= Gelapukhuri =

Village in Assam, India

Gelapukhuri (in short GP) is a famous place in Biswanath Chariali, India. It is a medium-sized village located 10 km from Biswanath Chariali City of Biswanath district, Assam with a total of 183 families residing. The Gelapukhuri village has a population of 872 of which 458 are males while 414 are females, as per Population Census 2011. In Gelapukhuri, the majority of people are Indian Gorkhas along with Assamese, Bodo, Adibasi etc.

In Gelapukhuri Village, the population of children age 0-6 is 132 which makes up 15.14% of the total population of the village. Average Sex Ratio of the village is 904. This is lower than the Assam state average of 958. Child Sex Ratio for Gelapukhuri as per census is 671. This is lower than the Assam average of 962.

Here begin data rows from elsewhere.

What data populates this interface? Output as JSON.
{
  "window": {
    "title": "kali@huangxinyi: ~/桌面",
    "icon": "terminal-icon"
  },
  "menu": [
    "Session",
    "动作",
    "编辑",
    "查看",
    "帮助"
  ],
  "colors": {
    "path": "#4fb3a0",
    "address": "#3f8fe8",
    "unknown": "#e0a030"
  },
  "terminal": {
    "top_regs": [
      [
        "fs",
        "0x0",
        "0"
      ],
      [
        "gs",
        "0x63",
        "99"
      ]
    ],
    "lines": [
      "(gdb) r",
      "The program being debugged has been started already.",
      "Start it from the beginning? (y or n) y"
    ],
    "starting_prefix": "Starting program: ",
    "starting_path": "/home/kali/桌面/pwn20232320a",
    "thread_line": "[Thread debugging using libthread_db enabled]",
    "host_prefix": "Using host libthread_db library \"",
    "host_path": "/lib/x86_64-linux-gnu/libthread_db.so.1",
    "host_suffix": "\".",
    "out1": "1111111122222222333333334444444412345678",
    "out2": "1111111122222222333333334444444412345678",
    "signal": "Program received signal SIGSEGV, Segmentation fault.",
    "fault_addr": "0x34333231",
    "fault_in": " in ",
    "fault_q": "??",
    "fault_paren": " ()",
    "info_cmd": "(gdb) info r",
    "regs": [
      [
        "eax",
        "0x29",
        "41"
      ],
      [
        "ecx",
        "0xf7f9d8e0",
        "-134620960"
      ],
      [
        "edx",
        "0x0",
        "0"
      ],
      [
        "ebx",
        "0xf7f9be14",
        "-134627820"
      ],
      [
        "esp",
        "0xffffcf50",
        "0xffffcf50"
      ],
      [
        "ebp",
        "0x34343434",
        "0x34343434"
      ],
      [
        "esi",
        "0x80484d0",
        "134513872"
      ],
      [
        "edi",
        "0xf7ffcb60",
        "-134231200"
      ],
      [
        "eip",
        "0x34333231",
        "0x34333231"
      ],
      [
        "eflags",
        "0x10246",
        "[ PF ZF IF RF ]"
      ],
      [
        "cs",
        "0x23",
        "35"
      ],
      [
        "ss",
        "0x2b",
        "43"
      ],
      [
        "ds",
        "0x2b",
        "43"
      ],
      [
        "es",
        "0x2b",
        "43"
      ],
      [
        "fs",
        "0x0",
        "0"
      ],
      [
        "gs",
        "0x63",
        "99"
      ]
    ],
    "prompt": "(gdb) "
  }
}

Gelapukhuri Village has a lower literacy rate compared to Assam. In 2011, the literacy rate of Gelapukhuri Village was 62.57% compared to 72.19% of Assam In Gelapukhuri, male literacy stands at 70.45% while the female literacy rate was 54.29%.
Communication access in Gelapukhuri is quite good. School buses, autos, public buses are available from here to the town and to Tezpur as well. Train access is good, although there are not any stations inside the village, but Biswanath Chariali railway station is just 4 km from Gelapukhuri.
This is the place where the late Dharni Rijal was born and is generally considered a martyr by locals. Rijal died at the hands of the NDFB (The National Democratic Front of Boroland, which was an armed separatist outfit). Gelapukhuri Village is a rapidly developing village. It has great youth power with youth boys and girls excelling in various activities in education as well as sports, culture activities and various extra curricular activities. Recently, in 2016, the youth boys of Gelapukhuri created a volleyball club naming it Gelapukhuri Youth Volleyball Club GYVC.
Gelapukhuri has a strong volleyball youths team. The team has won various tournaments.

==Details at a Glance==
- Name: Gelapukhuri Village
- PS: Gingia, Biswanath Chariali
- Pin: 784176
- Nearby Cities: Biswanath Chariali (10 km), Tezpur (84 km)
- District: Biswanath District
- State: Assam
- Country: India
- Schools in Gelapukhuri: ShankarDev Vidya Niketan, Gelapukhuri LP school, Baghmara HS, Baghmara ME, Disiri LP, Pulisumoni LP school, Jyotipur LP school, etc.